Bila dilihat dari sudut pandang yang lebih rasional, Ajib menjelaskan pemberlakuan kenaikan tarif PPN ini cenderung lebih karena aspek bujet, yaitu fungsi fiskal untuk menambah penerimaan negara. Penerimaan PPN dan PPnBM tahun 2023 sebesar Rp764,3 triliun.
Dengan asumsi pertumbuhan ekonomi sebesar 5 persen dan inflasi 2,5 persen pada tahun 2024 dan 2025, maka kenaikan tarif PPN sebesar 1 persen akan memberikan kontribusi penerimaan tambahan tidak kurang dari Rp80 triliun pada tahun 2025.
"Kalau betul aspek budgeteir ini yang menjadi pertimbangan pemerintah, seharusnya ada kajian yang lebih mendalam, karena tren daya beli masyarakat sedang mengalami penurunan," jelas dia.
Kelas menengah menurunkan
Berdasarkan data dari Survei Sosial Ekonomi Nasional (Susenas) oleh Bank Mandiri menunjukkan kelas menengah mengalami penurunan dari 21,45 persen pada tahun 2019 menjadi 17,44 persen pada tahun 2023.

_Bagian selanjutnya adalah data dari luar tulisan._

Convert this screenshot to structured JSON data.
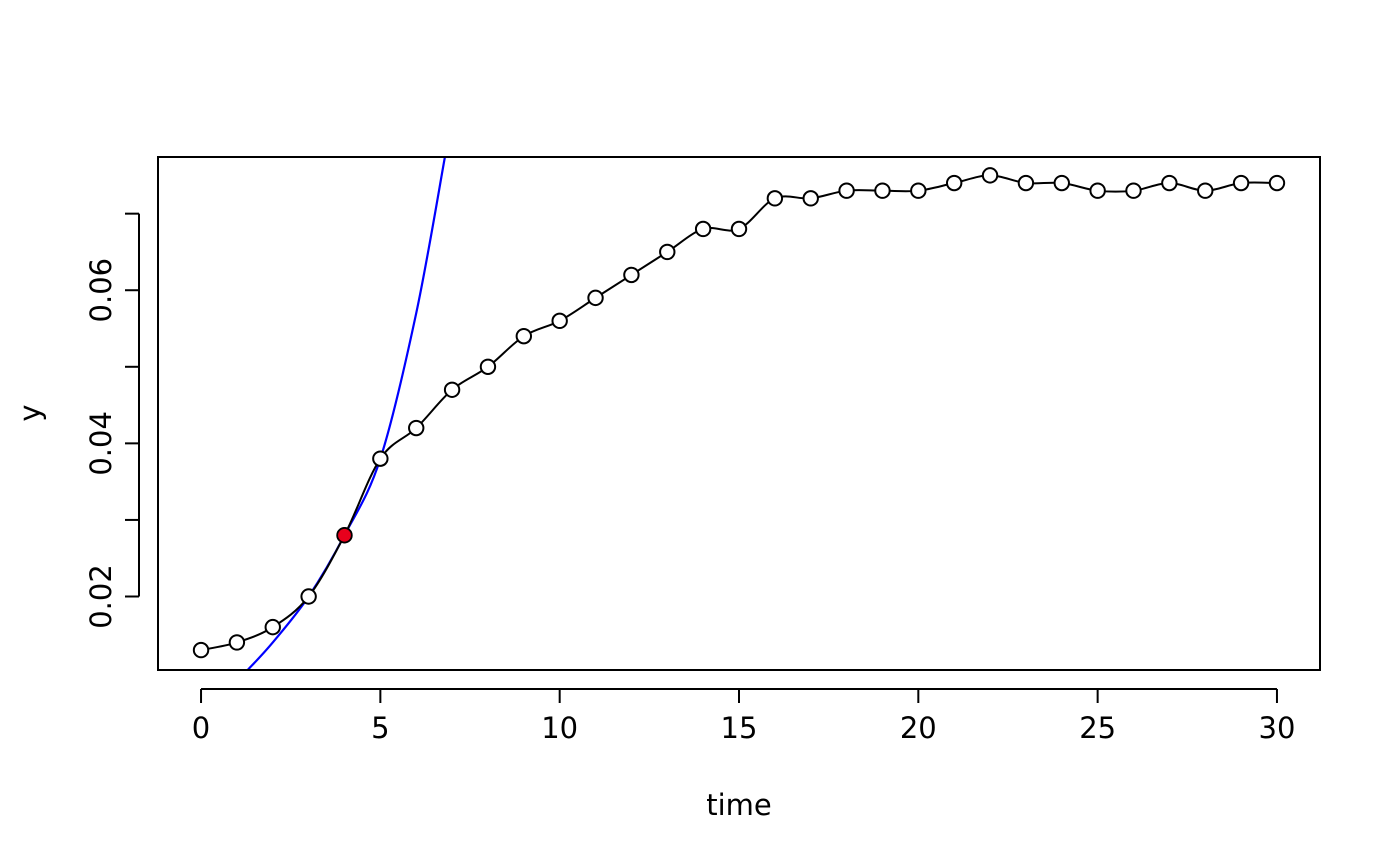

Sedangkan data dari Lembaga Penyelidikan Ekonomi Ekonomi dan Masyarakat (LPEM) Universitas Indonesia juga menyebutkan 8,5 juta penduduk Indonesia turun ke kelas ekonomi yang lebih rendah dalam rentang 2018-2023.

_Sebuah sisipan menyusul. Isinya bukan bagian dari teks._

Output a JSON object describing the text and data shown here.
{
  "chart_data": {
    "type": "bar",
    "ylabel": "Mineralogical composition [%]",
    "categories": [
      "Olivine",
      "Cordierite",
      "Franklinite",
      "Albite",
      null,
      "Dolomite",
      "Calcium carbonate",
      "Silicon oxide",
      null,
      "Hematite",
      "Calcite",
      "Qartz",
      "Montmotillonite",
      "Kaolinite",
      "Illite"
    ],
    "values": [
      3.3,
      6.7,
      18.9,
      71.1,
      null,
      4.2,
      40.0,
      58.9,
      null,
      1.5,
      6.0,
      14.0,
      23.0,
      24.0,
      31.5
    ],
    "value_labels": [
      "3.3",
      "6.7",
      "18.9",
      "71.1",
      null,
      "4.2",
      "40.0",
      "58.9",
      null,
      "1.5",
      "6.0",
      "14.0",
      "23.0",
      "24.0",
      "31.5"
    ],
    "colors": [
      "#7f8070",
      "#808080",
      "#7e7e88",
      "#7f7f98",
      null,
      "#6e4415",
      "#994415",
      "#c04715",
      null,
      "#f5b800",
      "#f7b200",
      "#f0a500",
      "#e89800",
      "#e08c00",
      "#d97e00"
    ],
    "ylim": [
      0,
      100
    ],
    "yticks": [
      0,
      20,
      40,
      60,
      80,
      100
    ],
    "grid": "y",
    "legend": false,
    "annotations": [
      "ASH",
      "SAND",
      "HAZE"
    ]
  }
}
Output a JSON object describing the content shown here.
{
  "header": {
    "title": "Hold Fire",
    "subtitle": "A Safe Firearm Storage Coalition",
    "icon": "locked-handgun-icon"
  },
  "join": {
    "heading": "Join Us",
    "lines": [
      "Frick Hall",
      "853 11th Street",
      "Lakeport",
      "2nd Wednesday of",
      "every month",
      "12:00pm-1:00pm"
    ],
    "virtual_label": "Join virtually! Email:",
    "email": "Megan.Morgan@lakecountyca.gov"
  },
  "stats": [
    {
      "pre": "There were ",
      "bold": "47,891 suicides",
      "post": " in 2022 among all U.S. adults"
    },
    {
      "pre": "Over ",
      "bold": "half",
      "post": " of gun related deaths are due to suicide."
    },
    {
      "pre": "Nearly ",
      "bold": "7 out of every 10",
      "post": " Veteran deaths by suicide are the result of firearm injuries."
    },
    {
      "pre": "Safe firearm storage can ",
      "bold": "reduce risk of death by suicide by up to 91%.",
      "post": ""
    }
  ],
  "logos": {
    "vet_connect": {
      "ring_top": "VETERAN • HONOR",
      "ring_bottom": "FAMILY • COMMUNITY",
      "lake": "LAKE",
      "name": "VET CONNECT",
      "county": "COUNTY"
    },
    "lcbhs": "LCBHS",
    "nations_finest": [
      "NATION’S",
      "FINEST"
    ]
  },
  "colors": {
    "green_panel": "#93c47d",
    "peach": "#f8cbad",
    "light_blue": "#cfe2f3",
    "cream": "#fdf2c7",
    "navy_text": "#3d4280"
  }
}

Artinya, kalau pelemahan daya beli masyarakat ini terus dibebani oleh kebijakan fiskal yang kontraproduktif, maka target pemerintah Prabowo Gibran yang membuat target pertumbuhan ekonomi cukup agresif, akan menghadapi kendala.
Sehingga jalan tengahnya, pemerintah bisa melakukan 2 (dua) kebijakan. Pertama, untuk tetap menjaga daya beli masyarakat, pemerintah bisa menurunkan batas Penghasilan Tidak Kena Pajak (PTKP).
Ajib melanjutkan sesuai dengan PMK Nomor 101 tahun 2016, besaran PTKP adalah sebesar Rp54 juta per tahun, atau ekuivalen dengan penghasilan Rp4,5 juta per bulan. Pemerintah bisa menaikkan, misalnya, PTKP sebesar Rp100 juta.
"Hal ini bisa mendorong daya beli kelas menengah-bawah. Di kelas ini, setiap kenaikan kemampuan akan cenderung dibelanjakan, sehingga uang kembali berputar di perekonomian dan negara mendapatkan pemasukan," terang Ajib.
Di sisi lain, pemerintah juga harus fokus mengalokasikan tax cost, dengan PPN Ditanggung Pemerintah (DTP) untuk sektor-sektor yang menjadi lokomotif penggerak banyak gerbong ekonomi, misalnya sektor property atau untuk sektor yang mendukung hilirisasi sektor pertanian, perikanan dan peternakan.
Tetapi, secara kuantitatif harus dihitung betul bahwa tax cost ini satu sisi tetap memberikan dorongan private sector tetap bisa berjalan baik, dan di sisi lain penerimaan negara harus menghasilkan yang sepadan. Sehingga fiskal bisa tetap prudent.
"Prinsipnya, pemerintah harus mempertimbangkan dengan matang kebijakan untuk menaikkan tarif PPN. Harus ada insentif fiskal yang relevan dengan kemampuan daya beli masyarakat dan juga sektor usaha agar terus berjalan dengan baik. Pertumbuhan ekonomi yang konsisten di atas 5 persen membutuhkan kebijakan fiskal yang pro dengan pertumbuhan," pungkas Ajib.